You have a process, you just don't know what it is

Feb 14, 2024

The last few weeks, I've been writing about the different processes that define how biotech startup collect, organize and leverage data, with the goal of understanding the operational and technical components needed to support these processes. The idea is that the best way to get to an end-to-end system that meets your needs is to evolve these processes, incrementally and iteratively, rather than spending months developing an end-to-end system and trying to roll it out all at once.

This week, I want to introduce a system I’m calling levels of formality for understanding where in this evolution each process and component lives or should live. These are the levels I use in the System Evaluation program I recently rolled out to help biotech startups identify the highest priority places to invest in their data infrastructure. The scale goes from completely informal (You don’t know what the process is, but it somehow seems to get done) to completely automated (You know what the process is so well that you programmed a computer to do it for you.)

This is important because it’s often difficult to deal with large jumps in the level of formality between adjacent processes. For example, if metadata collection is at one of the lower levels - Excel sheets in arbitrary formats scattered around different file systems - there’s no way you’ll be able to automate the analysis that uses that metadata. So when you look at your entire system from this perspective, you can often find bottlenecks that are upstream from where you think the problem is.
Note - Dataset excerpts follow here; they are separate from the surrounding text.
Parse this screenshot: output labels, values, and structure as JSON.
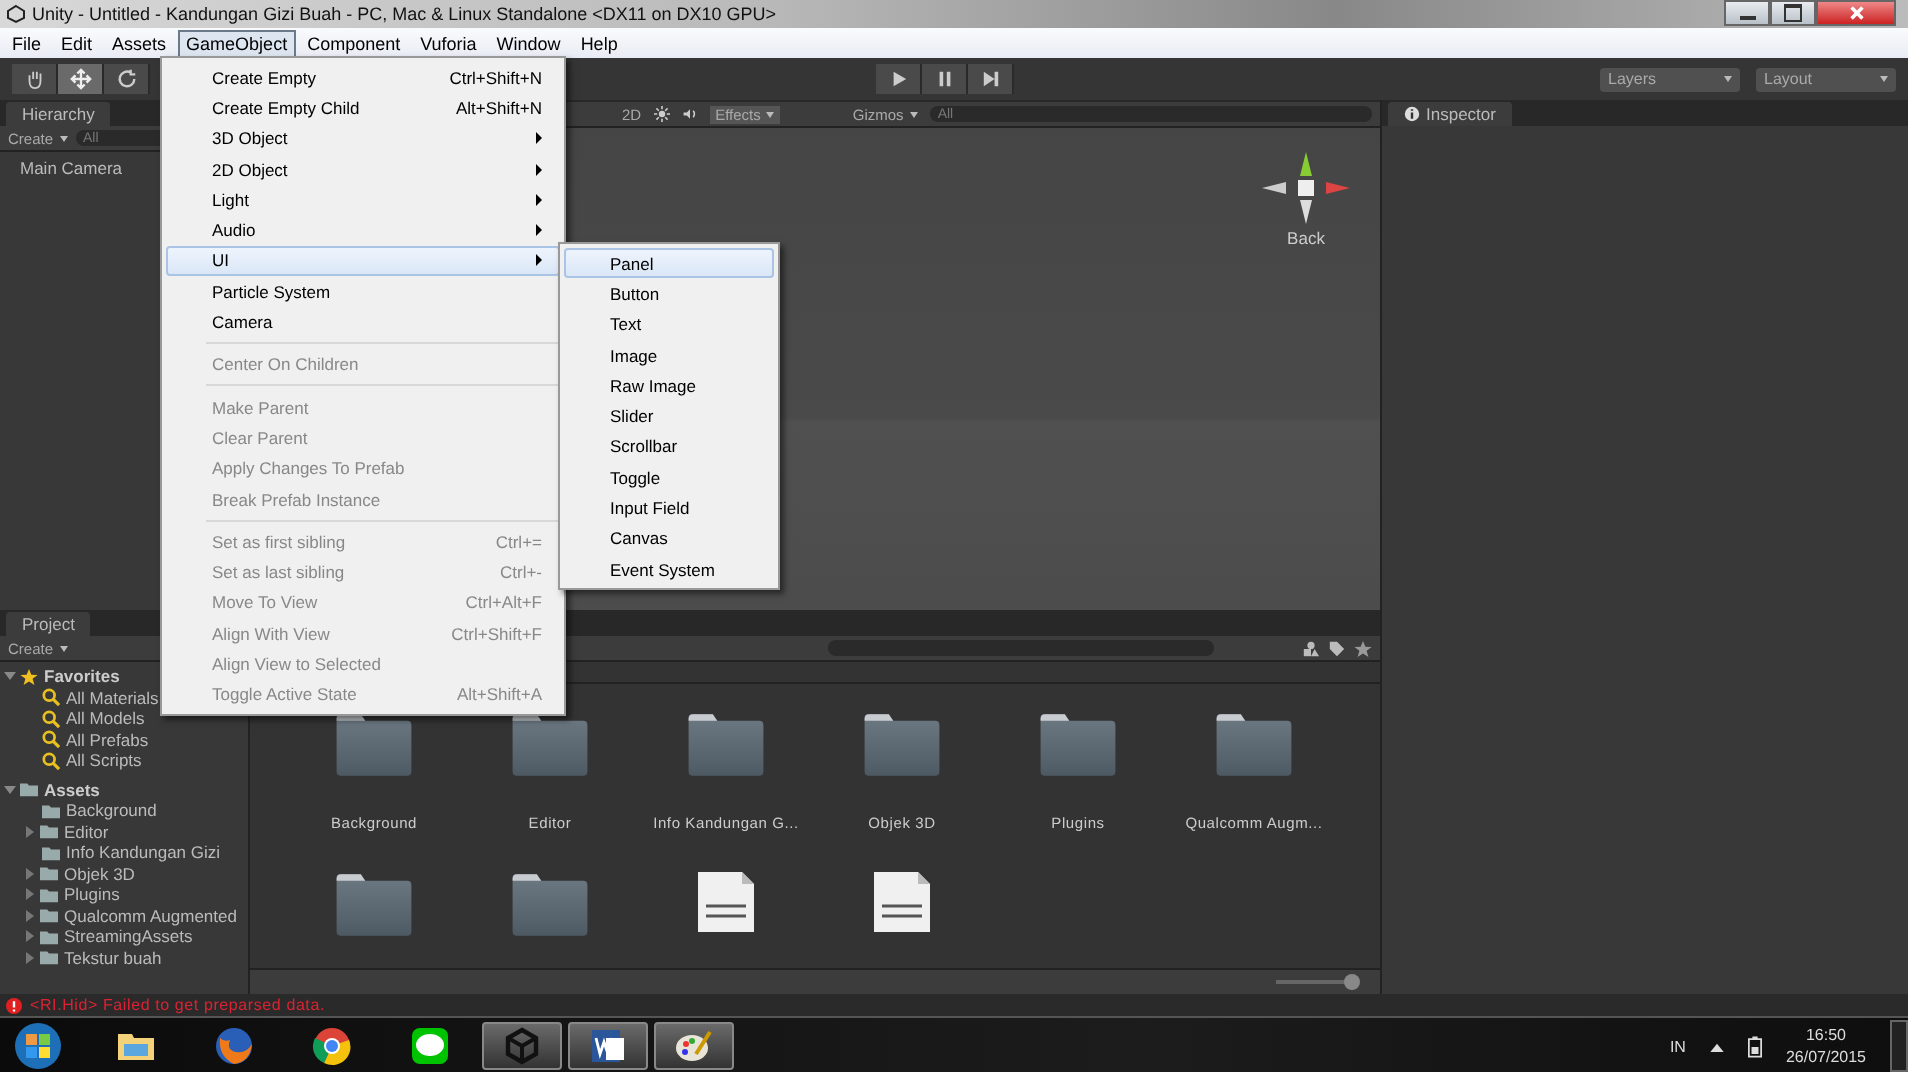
{
  "window": {
    "title": "Unity - Untitled - Kandungan Gizi Buah - PC, Mac & Linux Standalone <DX11 on DX10 GPU>"
  },
  "menu_bar": [
    {
      "label": "File",
      "selected": false
    },
    {
      "label": "Edit",
      "selected": false
    },
    {
      "label": "Assets",
      "selected": false
    },
    {
      "label": "GameObject",
      "selected": true
    },
    {
      "label": "Component",
      "selected": false
    },
    {
      "label": "Vuforia",
      "selected": false
    },
    {
      "label": "Window",
      "selected": false
    },
    {
      "label": "Help",
      "selected": false
    }
  ],
  "toolbar": {
    "tools": [
      {
        "kind": "hand",
        "selected": false
      },
      {
        "kind": "move",
        "selected": true
      },
      {
        "kind": "rotate",
        "selected": false
      }
    ],
    "layers": "Layers",
    "layout": "Layout"
  },
  "hierarchy": {
    "tab": "Hierarchy",
    "create": "Create",
    "search_placeholder": "All",
    "items": [
      "Main Camera"
    ]
  },
  "scene": {
    "mode": "2D",
    "effects": "Effects",
    "gizmos": "Gizmos",
    "search_placeholder": "All",
    "gizmo_label": "Back"
  },
  "inspector": {
    "tab": "Inspector"
  },
  "project": {
    "tab": "Project",
    "create": "Create",
    "tree": [
      {
        "label": "Favorites",
        "kind": "favorites",
        "expandable": true,
        "children": [
          {
            "label": "All Materials",
            "kind": "search",
            "expandable": false
          },
          {
            "label": "All Models",
            "kind": "search",
            "expandable": false
          },
          {
            "label": "All Prefabs",
            "kind": "search",
            "expandable": false
          },
          {
            "label": "All Scripts",
            "kind": "search",
            "expandable": false
          }
        ]
      },
      {
        "label": "Assets",
        "kind": "folder",
        "expandable": true,
        "children": [
          {
            "label": "Background",
            "kind": "folder",
            "expandable": false
          },
          {
            "label": "Editor",
            "kind": "folder",
            "expandable": true
          },
          {
            "label": "Info Kandungan Gizi",
            "kind": "folder",
            "expandable": false
          },
          {
            "label": "Objek 3D",
            "kind": "folder",
            "expandable": true
          },
          {
            "label": "Plugins",
            "kind": "folder",
            "expandable": true
          },
          {
            "label": "Qualcomm Augmented",
            "kind": "folder",
            "expandable": true
          },
          {
            "label": "StreamingAssets",
            "kind": "folder",
            "expandable": true
          },
          {
            "label": "Tekstur buah",
            "kind": "folder",
            "expandable": true
          }
        ]
      }
    ],
    "grid": [
      {
        "kind": "folder",
        "label": "Background"
      },
      {
        "kind": "folder",
        "label": "Editor"
      },
      {
        "kind": "folder",
        "label": "Info Kandungan G..."
      },
      {
        "kind": "folder",
        "label": "Objek 3D"
      },
      {
        "kind": "folder",
        "label": "Plugins"
      },
      {
        "kind": "folder",
        "label": "Qualcomm Augm..."
      },
      {
        "kind": "folder"
      },
      {
        "kind": "folder"
      },
      {
        "kind": "document"
      },
      {
        "kind": "document"
      }
    ],
    "zoom_slider": {
      "level": 0.95
    }
  },
  "gameobject_menu": [
    {
      "kind": "item",
      "label": "Create Empty",
      "shortcut": "Ctrl+Shift+N",
      "submenu": false,
      "disabled": false,
      "selected": false
    },
    {
      "kind": "item",
      "label": "Create Empty Child",
      "shortcut": "Alt+Shift+N",
      "submenu": false,
      "disabled": false,
      "selected": false
    },
    {
      "kind": "item",
      "label": "3D Object",
      "submenu": true,
      "disabled": false,
      "selected": false
    },
    {
      "kind": "item",
      "label": "2D Object",
      "submenu": true,
      "disabled": false,
      "selected": false
    },
    {
      "kind": "item",
      "label": "Light",
      "submenu": true,
      "disabled": false,
      "selected": false
    },
    {
      "kind": "item",
      "label": "Audio",
      "submenu": true,
      "disabled": false,
      "selected": false
    },
    {
      "kind": "item",
      "label": "UI",
      "submenu": true,
      "disabled": false,
      "selected": true
    },
    {
      "kind": "item",
      "label": "Particle System",
      "submenu": false,
      "disabled": false,
      "selected": false
    },
    {
      "kind": "item",
      "label": "Camera",
      "submenu": false,
      "disabled": false,
      "selected": false
    },
    {
      "kind": "separator"
    },
    {
      "kind": "item",
      "label": "Center On Children",
      "submenu": false,
      "disabled": true,
      "selected": false
    },
    {
      "kind": "separator"
    },
    {
      "kind": "item",
      "label": "Make Parent",
      "submenu": false,
      "disabled": true,
      "selected": false
    },
    {
      "kind": "item",
      "label": "Clear Parent",
      "submenu": false,
      "disabled": true,
      "selected": false
    },
    {
      "kind": "item",
      "label": "Apply Changes To Prefab",
      "submenu": false,
      "disabled": true,
      "selected": false
    },
    {
      "kind": "item",
      "label": "Break Prefab Instance",
      "submenu": false,
      "disabled": true,
      "selected": false
    },
    {
      "kind": "separator"
    },
    {
      "kind": "item",
      "label": "Set as first sibling",
      "shortcut": "Ctrl+=",
      "submenu": false,
      "disabled": true,
      "selected": false
    },
    {
      "kind": "item",
      "label": "Set as last sibling",
      "shortcut": "Ctrl+-",
      "submenu": false,
      "disabled": true,
      "selected": false
    },
    {
      "kind": "item",
      "label": "Move To View",
      "shortcut": "Ctrl+Alt+F",
      "submenu": false,
      "disabled": true,
      "selected": false
    },
    {
      "kind": "item",
      "label": "Align With View",
      "shortcut": "Ctrl+Shift+F",
      "submenu": false,
      "disabled": true,
      "selected": false
    },
    {
      "kind": "item",
      "label": "Align View to Selected",
      "submenu": false,
      "disabled": true,
      "selected": false
    },
    {
      "kind": "item",
      "label": "Toggle Active State",
      "shortcut": "Alt+Shift+A",
      "submenu": false,
      "disabled": true,
      "selected": false
    }
  ],
  "ui_submenu": [
    {
      "label": "Panel",
      "selected": true
    },
    {
      "label": "Button",
      "selected": false
    },
    {
      "label": "Text",
      "selected": false
    },
    {
      "label": "Image",
      "selected": false
    },
    {
      "label": "Raw Image",
      "selected": false
    },
    {
      "label": "Slider",
      "selected": false
    },
    {
      "label": "Scrollbar",
      "selected": false
    },
    {
      "label": "Toggle",
      "selected": false
    },
    {
      "label": "Input Field",
      "selected": false
    },
    {
      "label": "Canvas",
      "selected": false
    },
    {
      "label": "Event System",
      "selected": false
    }
  ],
  "status_bar": {
    "message": "<RI.Hid> Failed to get preparsed data."
  },
  "taskbar": {
    "apps": [
      {
        "kind": "explorer",
        "selected": false
      },
      {
        "kind": "firefox",
        "selected": false
      },
      {
        "kind": "chrome",
        "selected": false
      },
      {
        "kind": "chat",
        "selected": false
      },
      {
        "kind": "unity",
        "selected": true
      },
      {
        "kind": "word",
        "selected": true
      },
      {
        "kind": "paint",
        "selected": true
      }
    ],
    "language": "IN",
    "time": "16:50",
    "date": "26/07/2015"
  }
}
Now, to be clear, your goal should not be to get every single process and component to the highest, most automated level of formality. The appropriate level depends on a lot of factors, most importantly the frequency of the process. The less often you do a process, the less well you understand it and the more flexible you need to be. Lower levels of formality are more flexible so they’re more appropriate for less frequent processes. This is basically a more fine grained version of the four stages of infrastructure I wrote about a few months ago.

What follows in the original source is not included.